I was experiencing the whiplash of spending a little less than two days in the Midwest when this word appeared in my inbox. I prefer Merriam Webster’s definition: “of, relating to, formed in, living in, or growing in lakes.” Other forms include lacustral (adj), and even lacustrian (n)—“lake-dweller.” The word is derived from Latin: lacus, meaning lake.
I belong to Lake Geneva, Wisconsin, where I spent summers with my big, crazy Catholic family my entire childhood. Having “tea parties” with cousins at the lake bottom, ripping tufts of seaweed on our way to the surface, gasping for air. Floating on my back, eyes closed. Noodle fights on the rickety raft. Mom teaching me to dive off the pier, how I belly flopped dozens of times until I got it, when she put her arm underneath my stomach so I would have no choice but to jump headfirst, over her arm. Hearing the warbled sounds of my loud family while underwater.
Once underwater, all lakes are the same, or in the very least, I convince myself of this. Find a lake; return home. Pretend when I surface that I’ll see one of their faces. Pretend I’ll see her.
Homes are places, people, and yes, even things. Like the “sister bracelet” Aunt Shue gave me before I left. Mom is the oldest of seven (crazy Catholic family), with just one brother.
Aunt Shue had been holding onto Mom’s because she had lost her own in Amsterdam. She wanted to wear Mom’s for a while, but the intention had always been to pass it on to me. I think Aunt Shue could tell I needed to carry something back to Spokane. I have many objects that connect me to Mom, but this also connects me to the wild group known as the Dhein women. I couldn’t possibly calculate how much of my mom is these women—how talking to them is the closest I come to talking to her. And I think I connect them to her; I imagine that’s why I’m even allowed to wear the bracelet.
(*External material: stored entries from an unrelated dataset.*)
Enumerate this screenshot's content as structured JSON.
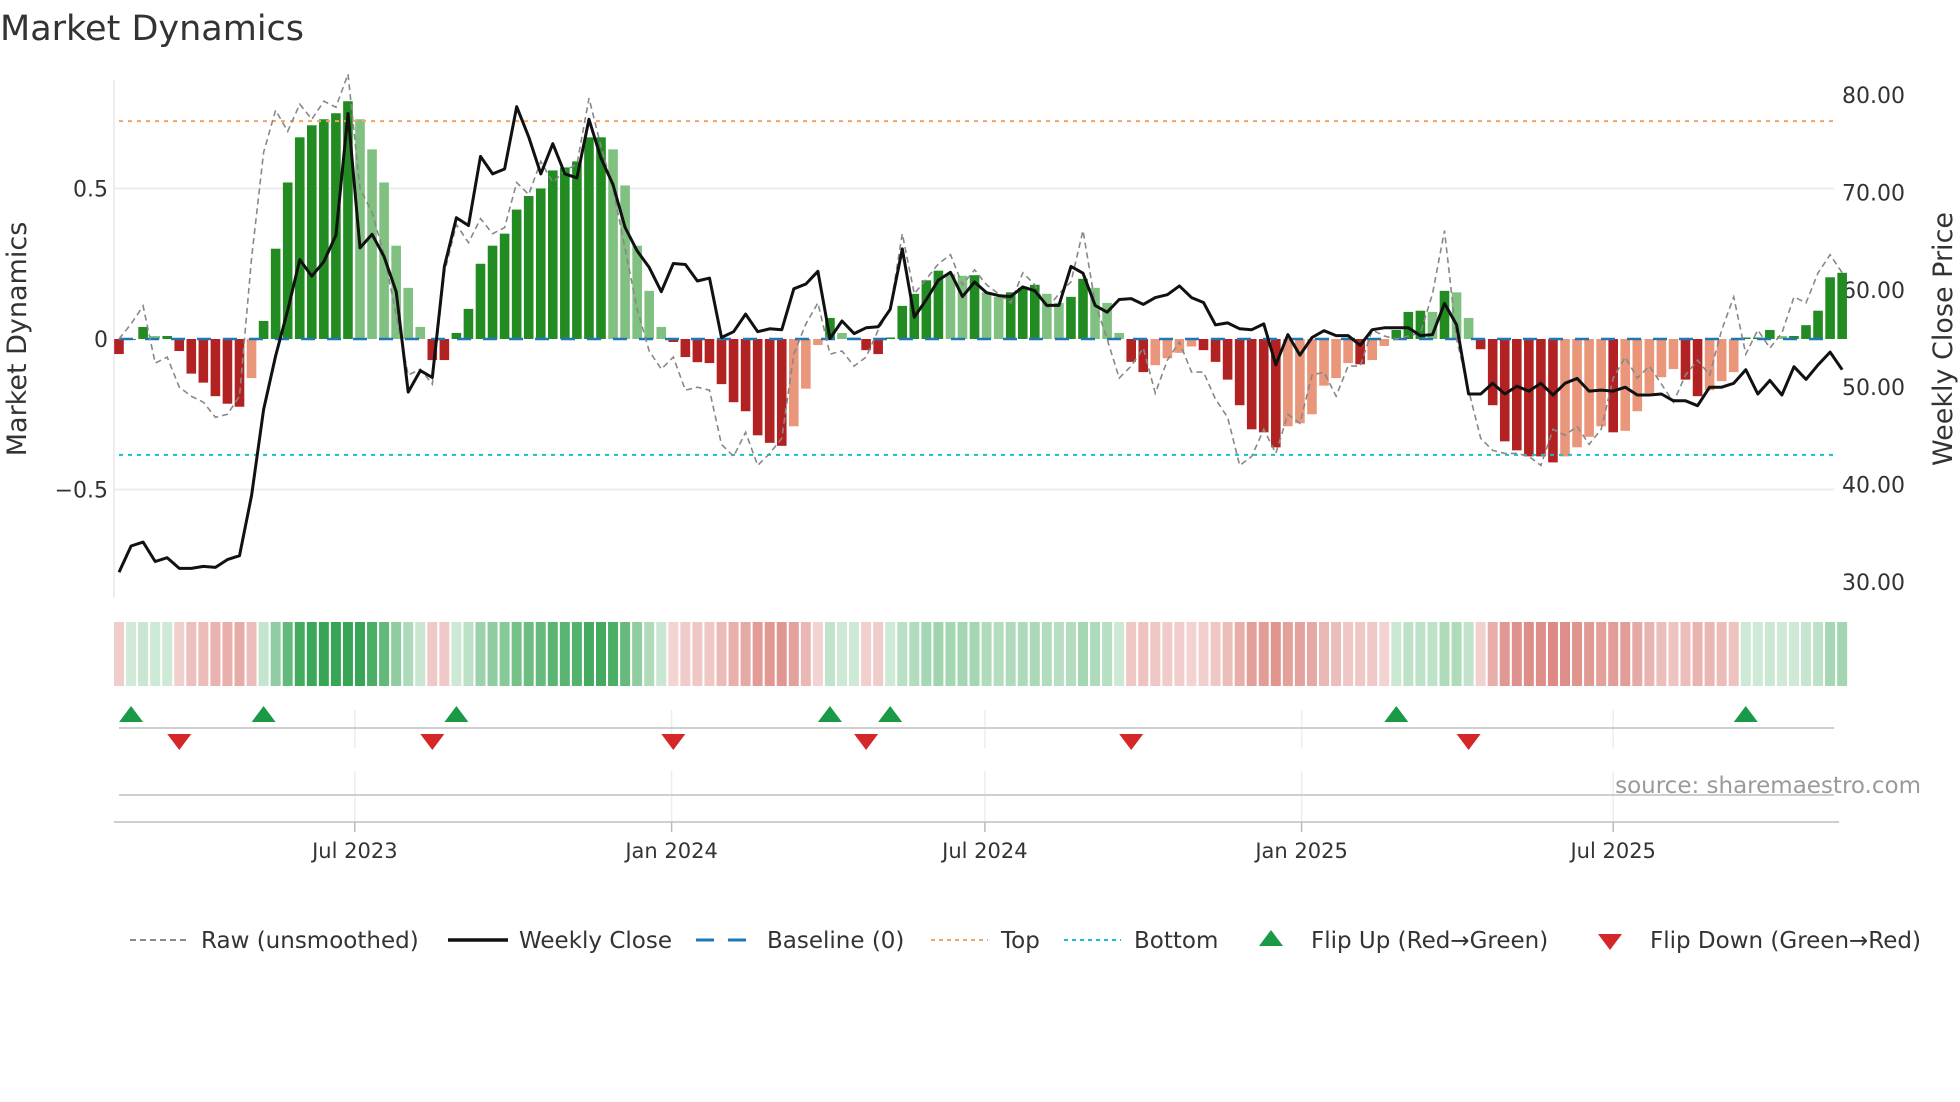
{
  "chart_data": {
    "type": "bar",
    "title": "Market Dynamics",
    "ylabel_left": "Market Dynamics",
    "ylabel_right": "Weekly Close Price",
    "first_week": "2023-02-14",
    "frequency": "weekly",
    "ylim_left": [
      -0.78,
      0.86
    ],
    "ylim_right": [
      28.5,
      82
    ],
    "left_ticks": [
      {
        "v": 0.5,
        "label": "0.5"
      },
      {
        "v": 0,
        "label": "0"
      },
      {
        "v": -0.5,
        "label": "−0.5"
      }
    ],
    "right_ticks": [
      {
        "v": 80,
        "label": "80.00"
      },
      {
        "v": 70,
        "label": "70.00"
      },
      {
        "v": 60,
        "label": "60.00"
      },
      {
        "v": 50,
        "label": "50.00"
      },
      {
        "v": 40,
        "label": "40.00"
      },
      {
        "v": 30,
        "label": "30.00"
      }
    ],
    "x_ticks": [
      {
        "date": "2023-07-01",
        "label": "Jul 2023"
      },
      {
        "date": "2024-01-01",
        "label": "Jan 2024"
      },
      {
        "date": "2024-07-01",
        "label": "Jul 2024"
      },
      {
        "date": "2025-01-01",
        "label": "Jan 2025"
      },
      {
        "date": "2025-07-01",
        "label": "Jul 2025"
      }
    ],
    "top_level": 0.724,
    "bottom_level": -0.385,
    "baseline": 0,
    "dynamics": [
      -0.05,
      0.0,
      0.04,
      0.01,
      0.01,
      -0.04,
      -0.115,
      -0.145,
      -0.19,
      -0.215,
      -0.225,
      -0.13,
      0.06,
      0.3,
      0.52,
      0.67,
      0.71,
      0.73,
      0.75,
      0.79,
      0.73,
      0.63,
      0.52,
      0.31,
      0.17,
      0.04,
      -0.07,
      -0.07,
      0.02,
      0.1,
      0.25,
      0.31,
      0.35,
      0.43,
      0.475,
      0.5,
      0.56,
      0.57,
      0.59,
      0.67,
      0.67,
      0.63,
      0.51,
      0.31,
      0.16,
      0.04,
      -0.01,
      -0.06,
      -0.077,
      -0.08,
      -0.15,
      -0.21,
      -0.24,
      -0.32,
      -0.345,
      -0.355,
      -0.29,
      -0.165,
      -0.02,
      0.07,
      0.02,
      0.005,
      -0.037,
      -0.05,
      0.005,
      0.11,
      0.15,
      0.195,
      0.227,
      0.215,
      0.21,
      0.212,
      0.155,
      0.14,
      0.155,
      0.17,
      0.18,
      0.15,
      0.12,
      0.14,
      0.2,
      0.17,
      0.12,
      0.02,
      -0.076,
      -0.11,
      -0.087,
      -0.064,
      -0.046,
      -0.025,
      -0.037,
      -0.076,
      -0.135,
      -0.22,
      -0.3,
      -0.31,
      -0.36,
      -0.29,
      -0.28,
      -0.25,
      -0.155,
      -0.13,
      -0.08,
      -0.084,
      -0.07,
      -0.023,
      0.03,
      0.09,
      0.094,
      0.09,
      0.16,
      0.155,
      0.07,
      -0.034,
      -0.22,
      -0.34,
      -0.37,
      -0.39,
      -0.39,
      -0.41,
      -0.39,
      -0.36,
      -0.325,
      -0.29,
      -0.31,
      -0.305,
      -0.24,
      -0.18,
      -0.127,
      -0.1,
      -0.135,
      -0.19,
      -0.17,
      -0.14,
      -0.11,
      0.005,
      0.005,
      0.03,
      0.01,
      0.01,
      0.046,
      0.094,
      0.205,
      0.22
    ],
    "raw": [
      0.0,
      0.05,
      0.11,
      -0.08,
      -0.06,
      -0.16,
      -0.19,
      -0.21,
      -0.26,
      -0.25,
      -0.19,
      0.27,
      0.62,
      0.76,
      0.69,
      0.78,
      0.73,
      0.79,
      0.77,
      0.88,
      0.5,
      0.42,
      0.28,
      0.08,
      -0.12,
      -0.1,
      -0.15,
      0.22,
      0.38,
      0.32,
      0.4,
      0.35,
      0.37,
      0.52,
      0.48,
      0.59,
      0.52,
      0.56,
      0.58,
      0.8,
      0.64,
      0.5,
      0.3,
      0.1,
      -0.04,
      -0.1,
      -0.06,
      -0.17,
      -0.16,
      -0.17,
      -0.35,
      -0.39,
      -0.31,
      -0.42,
      -0.38,
      -0.33,
      -0.05,
      0.05,
      0.12,
      -0.05,
      -0.04,
      -0.09,
      -0.06,
      0.03,
      0.1,
      0.35,
      0.15,
      0.2,
      0.25,
      0.28,
      0.18,
      0.23,
      0.18,
      0.15,
      0.12,
      0.22,
      0.18,
      0.1,
      0.15,
      0.19,
      0.36,
      0.12,
      0.0,
      -0.13,
      -0.09,
      -0.03,
      -0.18,
      -0.07,
      -0.01,
      -0.11,
      -0.11,
      -0.2,
      -0.26,
      -0.42,
      -0.39,
      -0.3,
      -0.38,
      -0.25,
      -0.28,
      -0.12,
      -0.11,
      -0.19,
      -0.09,
      -0.09,
      0.03,
      0.01,
      0.0,
      0.01,
      0.02,
      0.15,
      0.36,
      0.0,
      -0.17,
      -0.33,
      -0.37,
      -0.38,
      -0.38,
      -0.39,
      -0.42,
      -0.3,
      -0.32,
      -0.29,
      -0.35,
      -0.3,
      -0.13,
      -0.06,
      -0.13,
      -0.09,
      -0.15,
      -0.21,
      -0.12,
      -0.07,
      -0.12,
      0.03,
      0.14,
      -0.05,
      0.03,
      -0.03,
      0.02,
      0.14,
      0.12,
      0.22,
      0.28,
      0.22
    ],
    "weekly_close": [
      31.0,
      33.7,
      34.1,
      32.1,
      32.5,
      31.4,
      31.4,
      31.6,
      31.5,
      32.3,
      32.7,
      38.9,
      47.7,
      53.2,
      57.9,
      63.1,
      61.4,
      62.9,
      65.6,
      78.1,
      64.3,
      65.7,
      63.4,
      59.8,
      49.5,
      51.7,
      51.0,
      62.4,
      67.4,
      66.6,
      73.7,
      71.9,
      72.4,
      78.8,
      75.7,
      71.9,
      75.0,
      71.9,
      71.5,
      77.5,
      73.5,
      70.8,
      66.4,
      64.0,
      62.3,
      59.8,
      62.7,
      62.6,
      60.9,
      61.2,
      55.1,
      55.7,
      57.5,
      55.7,
      56.0,
      55.9,
      60.1,
      60.6,
      61.9,
      55.0,
      56.8,
      55.5,
      56.1,
      56.2,
      58.0,
      64.2,
      57.2,
      59.0,
      61.0,
      61.8,
      59.3,
      60.8,
      59.7,
      59.4,
      59.3,
      60.3,
      59.9,
      58.4,
      58.4,
      62.4,
      61.7,
      58.4,
      57.7,
      59.0,
      59.1,
      58.5,
      59.2,
      59.5,
      60.4,
      59.2,
      58.7,
      56.4,
      56.6,
      56.0,
      55.9,
      56.5,
      52.3,
      55.4,
      53.3,
      55.1,
      55.8,
      55.3,
      55.3,
      54.3,
      55.9,
      56.1,
      56.1,
      56.1,
      55.3,
      55.4,
      58.6,
      56.4,
      49.3,
      49.3,
      50.4,
      49.3,
      50.1,
      49.6,
      50.4,
      49.2,
      50.4,
      50.9,
      49.6,
      49.7,
      49.6,
      50.0,
      49.2,
      49.2,
      49.3,
      48.6,
      48.6,
      48.1,
      50.0,
      50.0,
      50.4,
      51.8,
      49.3,
      50.7,
      49.2,
      52.1,
      50.8,
      52.3,
      53.6,
      51.8
    ],
    "flip_up_dates": [
      "2023-02-24",
      "2023-05-12",
      "2023-09-01",
      "2024-04-05",
      "2024-05-10",
      "2025-02-28",
      "2025-09-19"
    ],
    "flip_down_dates": [
      "2023-03-24",
      "2023-08-18",
      "2024-01-05",
      "2024-04-26",
      "2024-09-27",
      "2025-04-11"
    ],
    "colors": {
      "up_strong": "#228b22",
      "up_weak": "#80c080",
      "down_strong": "#b22222",
      "down_weak": "#e9967a",
      "close": "#111111",
      "raw": "#888888",
      "baseline": "#1f77b4",
      "top": "#f4a460",
      "bottom": "#17becf",
      "flip_up": "#1a9a47",
      "flip_down": "#d62728",
      "heat_green": "#2ca04c",
      "heat_red": "#c9463d"
    },
    "legend": {
      "raw": "Raw (unsmoothed)",
      "close": "Weekly Close",
      "baseline": "Baseline (0)",
      "top": "Top",
      "bottom": "Bottom",
      "flip_up": "Flip Up (Red→Green)",
      "flip_down": "Flip Down (Green→Red)"
    },
    "source": "source: sharemaestro.com"
  }
}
When I arrived at Spokane International Sunday evening, the security guard asked me if Spokane is home. I told him yes because it was the simplest answer, and true. Spokane is the place I’m raising my children. Of course it’s home.
“Welcome back,” he said.
The longer, more complex answer is that part of me exists always in those endless summer days because I know that’s where Mom is, too. Home is something I take with me: “of, relating to, formed in, living in, or growing in lakes.”